Le dilemme des Bosniens et des Serbes
Les matchs de la sélection croate provoquent régulièrement des bouffées de nationalisme en Bosnie-Herzégovine voisine, pays qui compte une communauté croate représentant près de 17 % de la population totale. Quand les deux États sont qualifiés dans des compétitions internationales, les Croates de Bosnie soutiennent l’équipe de leur “mère-patrie”, mais cette année, les “Dragons” ont été éliminés dès la phase de qualification, plongeant les supporters bosniens dans un terrible dilemme. Rappelant, au lendemain de l’élimination de l’Angleterre, que bon nombre de joueurs croates sont originaires de Bosnie-Herzégovine, le journaliste bosnien Ahmed Buric écrivait que “trois quarts des habitants de Sarajevo soutiennent la Croatie”, mais “une Croatie telle qu’elle devrait être, pas la Croatie du nationalisme”

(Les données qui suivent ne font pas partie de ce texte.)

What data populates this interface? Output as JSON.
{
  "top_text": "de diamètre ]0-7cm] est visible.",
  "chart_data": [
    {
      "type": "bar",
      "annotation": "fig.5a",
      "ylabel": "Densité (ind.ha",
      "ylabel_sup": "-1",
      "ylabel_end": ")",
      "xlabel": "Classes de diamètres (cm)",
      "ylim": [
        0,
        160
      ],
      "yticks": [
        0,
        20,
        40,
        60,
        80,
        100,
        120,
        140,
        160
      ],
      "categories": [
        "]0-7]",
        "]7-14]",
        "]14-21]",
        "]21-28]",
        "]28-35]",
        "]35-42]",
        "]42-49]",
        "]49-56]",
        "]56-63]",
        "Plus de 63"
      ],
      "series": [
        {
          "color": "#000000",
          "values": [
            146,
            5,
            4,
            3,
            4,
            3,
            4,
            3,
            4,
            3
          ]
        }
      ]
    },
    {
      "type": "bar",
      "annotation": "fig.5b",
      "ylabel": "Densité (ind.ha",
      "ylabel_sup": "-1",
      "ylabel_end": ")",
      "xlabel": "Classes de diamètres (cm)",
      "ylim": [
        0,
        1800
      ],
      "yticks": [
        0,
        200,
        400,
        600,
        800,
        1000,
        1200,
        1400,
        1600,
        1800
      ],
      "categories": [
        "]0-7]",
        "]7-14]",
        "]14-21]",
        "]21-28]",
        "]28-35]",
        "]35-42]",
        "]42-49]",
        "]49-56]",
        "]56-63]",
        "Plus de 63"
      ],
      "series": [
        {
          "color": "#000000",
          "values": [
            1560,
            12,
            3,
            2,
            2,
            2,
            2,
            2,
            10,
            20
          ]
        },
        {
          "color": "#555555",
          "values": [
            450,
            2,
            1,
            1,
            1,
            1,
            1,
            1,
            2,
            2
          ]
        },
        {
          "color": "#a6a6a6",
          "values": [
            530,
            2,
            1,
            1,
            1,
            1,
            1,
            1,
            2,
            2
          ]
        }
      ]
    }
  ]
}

Le choix n’est pas plus simple pour les Serbes de Croatie, qui ne représentent plus que 4 % de la population totale du pays, contre 12 % avant la guerre. “C’est normal de soutenir l’équipe du pays dans lequel on vit, mais je ne peux pas partager l’enthousiasme des supporters tant que ceux-ci s’identifient aux symboles oustachis et cultivent l’animosité contre nous”, expliquait ainsi Tatiana, une jeune Serbe de la petite ville d’Obrovac, interrogée par le site croate de gauche T-portal.
Le quart de finale Croatie-Russie a bien sûr provoqué de violentes confrontations géopolitiques dans des Balkans toujours déchirés. Alors que le tennisman serbe Novak Djokovic apportait son soutien à l’équipe croate, il a aussitôt été accusé de “trahison” par certains commentateurs de Belgrade. Le député Vladimir Dukanovic, membre du Parti progressiste serbe (SNS) au pouvoir, expliquait même que “tout Serbe qui soutient la Croatie contre la Russie est un crétin et un psychopathe”. Ce positionnement radical est loin de faire l’unanimité. Si le nationalisme croate passe mal dans les autres républiques de l’ancienne Yougoslavie, les Croates continuent malgré tout d’être perçus comme “d’anciens compatriotes”, des “gars (presque) du pays”. “J’ai soutenu la Serbie, bien sûr, mais puisque les Croates sont les seuls à être rester en jeu, c’est eux que je soutiens”, explique ainsi un chauffeur de taxi de Skopje, en Macédoine. Comme l’Eurovision, où les pays des Balkans votent en bloc pour leurs voisins respectifs, le football réveille des logiques affectives qui sont loin de correspondre aux clivages de la géopolitique.